Immerhin, die Emissäre der Jury konnte er noch empfangen, um ihnen zu sagen: „Mein Ziel war es immer, neue Typen von Häusern zu entwerfen, vor allem, um armen Menschen nach Naturkatastrophen und anderen Unglücken zu helfen. Sie haben einen glücklichen Mann vor sich.“ Man glaubt es unbesehen.

1964 hatte Otto sein Büro an die Technische Hochschule Stuttgart verlagert. Es entstand das weltberühmte Institut für leichte Flächentragwerke. Der Wechsel hatte Symbolkraft: West-Berlin, die Stadt, in der in den 1950ern architektonisch so viel gewagt werden konnte, wurde seit Mitte der 1960er-Jahre selbstzufrieden. In Stuttgart gab man dagegen einem Tüftler und Sucher Raum.
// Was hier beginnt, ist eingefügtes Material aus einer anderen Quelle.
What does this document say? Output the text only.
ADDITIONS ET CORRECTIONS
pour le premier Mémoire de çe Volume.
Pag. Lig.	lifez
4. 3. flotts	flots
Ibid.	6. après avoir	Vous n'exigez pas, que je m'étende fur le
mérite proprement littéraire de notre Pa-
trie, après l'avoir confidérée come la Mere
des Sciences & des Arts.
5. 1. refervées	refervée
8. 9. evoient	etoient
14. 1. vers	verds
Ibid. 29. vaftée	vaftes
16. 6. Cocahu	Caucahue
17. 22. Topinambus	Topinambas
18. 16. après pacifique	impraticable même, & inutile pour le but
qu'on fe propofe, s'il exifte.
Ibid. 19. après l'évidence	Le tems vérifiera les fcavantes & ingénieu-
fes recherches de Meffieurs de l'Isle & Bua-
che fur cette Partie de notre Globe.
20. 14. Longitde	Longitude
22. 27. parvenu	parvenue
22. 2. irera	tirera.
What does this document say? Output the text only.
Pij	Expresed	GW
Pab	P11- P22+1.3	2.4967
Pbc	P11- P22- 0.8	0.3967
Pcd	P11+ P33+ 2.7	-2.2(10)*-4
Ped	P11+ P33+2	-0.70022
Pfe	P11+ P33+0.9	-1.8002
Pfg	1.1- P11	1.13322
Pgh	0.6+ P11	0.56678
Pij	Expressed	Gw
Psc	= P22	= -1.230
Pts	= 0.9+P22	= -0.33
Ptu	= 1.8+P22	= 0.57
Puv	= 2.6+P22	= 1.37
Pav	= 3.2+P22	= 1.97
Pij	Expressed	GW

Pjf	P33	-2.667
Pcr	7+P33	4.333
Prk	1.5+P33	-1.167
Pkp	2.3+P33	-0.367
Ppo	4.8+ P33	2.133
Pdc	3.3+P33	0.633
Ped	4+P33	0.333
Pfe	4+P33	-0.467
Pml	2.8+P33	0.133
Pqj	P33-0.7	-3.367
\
Luftig sollte die Architektur sein, lehrte Frei Otto. Ein Thema der Zeit, das besonders deutsche Architekten bewegte. Der tiefe Schock der Nazi-Zeit und ihrer massigen Staatsarchitektur wurde auch so verarbeitet. An den Münchener Olympia-Bauten arbeiteten Günter Behnisch, Frei Otto und Jörg Schlaich zusammen, um die Konstruktion immer leichter zu machen. Und in West-Berlin entstanden 1987 die Öko-Häuser am Landwehrkanal, für die Frei Otto die Tragstruktur entwarf und neun andere Architekten die Füllung. Wenig ist in Deutschland seither gebaut worden, was so heitere Bilder einer offenen, optimistischen Gesellschaft erzeugt.